Intanto. Non chiamiamolo Salary Cap. Non lo è. Certamente non nella filosofia di fondo che vuole il tetto salariale imposto per garantire l’equilibrio competitivo prima ancora che il contenimento dei costi. O, in un termine abusato, la sostenibilità. In questo senso, la nuova misura varata martedì 29 aprile dalla Lega Pro sembra andare nella direzione giusta. Ma (ad occhio e croce), non attraverso la via più breve. Premesso che ridurre all’osso un provvedimento complesso come il nuovo vincolo alla spesa è poco coerente con la completezza di analisi, la sintesi si rende comunque necessaria. Quindi, proviamo a mettere le carte sul tavolo. Confrontando le linee guida del format approntato per la Serie C con quanto avviene nelle leghe professionistiche americane. Storicamente, le pioniere e più attrezzate in questo campo.

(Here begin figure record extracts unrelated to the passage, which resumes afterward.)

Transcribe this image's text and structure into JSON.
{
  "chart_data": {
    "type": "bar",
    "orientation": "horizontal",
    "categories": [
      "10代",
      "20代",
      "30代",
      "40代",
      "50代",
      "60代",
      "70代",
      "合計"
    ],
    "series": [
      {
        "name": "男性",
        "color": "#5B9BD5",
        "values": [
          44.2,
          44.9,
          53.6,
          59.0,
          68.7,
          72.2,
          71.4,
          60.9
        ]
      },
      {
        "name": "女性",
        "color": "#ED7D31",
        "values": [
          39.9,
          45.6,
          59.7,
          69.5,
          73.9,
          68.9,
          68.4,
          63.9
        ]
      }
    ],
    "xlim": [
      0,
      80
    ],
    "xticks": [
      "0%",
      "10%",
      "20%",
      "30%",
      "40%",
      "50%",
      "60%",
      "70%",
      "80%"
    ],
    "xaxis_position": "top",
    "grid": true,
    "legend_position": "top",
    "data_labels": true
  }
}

Salary Cap sperimentale Lega Pro      

Dalla stagione 2025/26 in via sperimentale e da quella successiva in via definitiva ogni club affiliato alla Lega Pro non potrà spendere più del 55% del rapporto tra emolumenti (nella frazione entreranno solo i contratti sottoscritti dopo il primo luglio 2025), ed il valore della produzione (parametro all’ingrosso assimilabile al fatturato). La formula è chiaramente modulabile per ogni realtà perché maggiore è il denominatore e più si potrà innalzare il monte stipendi. L’autoregolamentazione prevede un Campionato di “riscaldamento”, mentre dal 2026/27 le infrazioni produrranno sanzioni economiche utili a finanziare la seconda fase della Riforma Zola. Quel cambio di paradigma che vuole affidare alla terza serie la dimensione di lega di sviluppo per i settori giovanili. Logica che giustifica la presenza delle seconde squadre. Oltre che i contributi al minutaggio.          

Normativa NBA

Le Leghe Professionistiche americane applicano dei vincoli alla libertà di spesa secondo parametri comunque omogenei. Il sistema più collaudato è senza dubbio quello della NBA. Denominato Soft Cap per l’elasticità di imposizione delle sanzioni. Sulla base degli introiti dell’anno precedente dell’intera lega (non della singola franchigia), in ogni annata sportiva viene stabilito (con svariate eccezioni legate alle tipologie contrattuali), un tetto massimo per i salari (nel 2024/25 pari a 140,580 mln di dollari). Contestualmente, viene però stabilito anche un valore minimo (floor) pari al 90% del cap (quest’anno 126,529 mln di dollari). Cioè, ogni squadra non potrà spendere più del massimo ma neppure meno del minimo. Così da dare anche ai cosiddetti small market la possibilità di stare ai vertici (al netto comunque di correttivi legati al mercato televisivo e al marketing territoriale). E avendo davvero nell’equilibrio competitivo la stella polare dell’impalcatura regolamentare. Tanto che negli ultimi 5 anni, altrettante diverse franchigie hanno vinto l’anello e ben 8 sono arrivate alle Finals. Quanto alle sanzioni, la cosiddetta luxury tax (tassa imposta allo sforamento), diventa esecutiva con una tolleranza piuttosto ampia (circa 30 mln). Dando un senso al Soft Cap di cui sopra.                  

Quindi?

Ovvio che paragonare un sistema chiuso come quello dello sport professionistico americano con uno indotto (peraltro affluente del dilettantismo), come quello della Serie C sarebbe fuorviante. Ma se l’obiettivo è garantire l’equilibrio competitivo, imporre un tetto (cap), senza avere delle fondamenta (floor), rischia di lasciare immutati i rapporti di forza economica tra i club. Se non, addirittura, di aumentare le differenze. Per dire che non si accorcia certo così la distanza tra il Vicenza che presenta un payroll di 6,864 mln e la Clodiense che paga stipendi per 700 mila euro. Se invece il goal è la sostenibilità, il dubbio che possano ripetersi (a prescindere dalle limitazioni di spesa) casi limite come quelli vissuti in questa stagione sportiva con Turris, Taranto e (work in progress), con la Lucchese è più che legittimo. E visto che l’intento della Lega Pro è quello di porsi come laboratorio normativo per le serie superiori, introdurre un sistema più prossimo al seppur molto rivedibile Financial Fair Play applicato dall’UEFA, sarebbe stato (forse), più efficace. A questo punto, non resta che attendere l’impatto della sperimentazione. Ma, comunque sia, non chiamiamolo salary cap.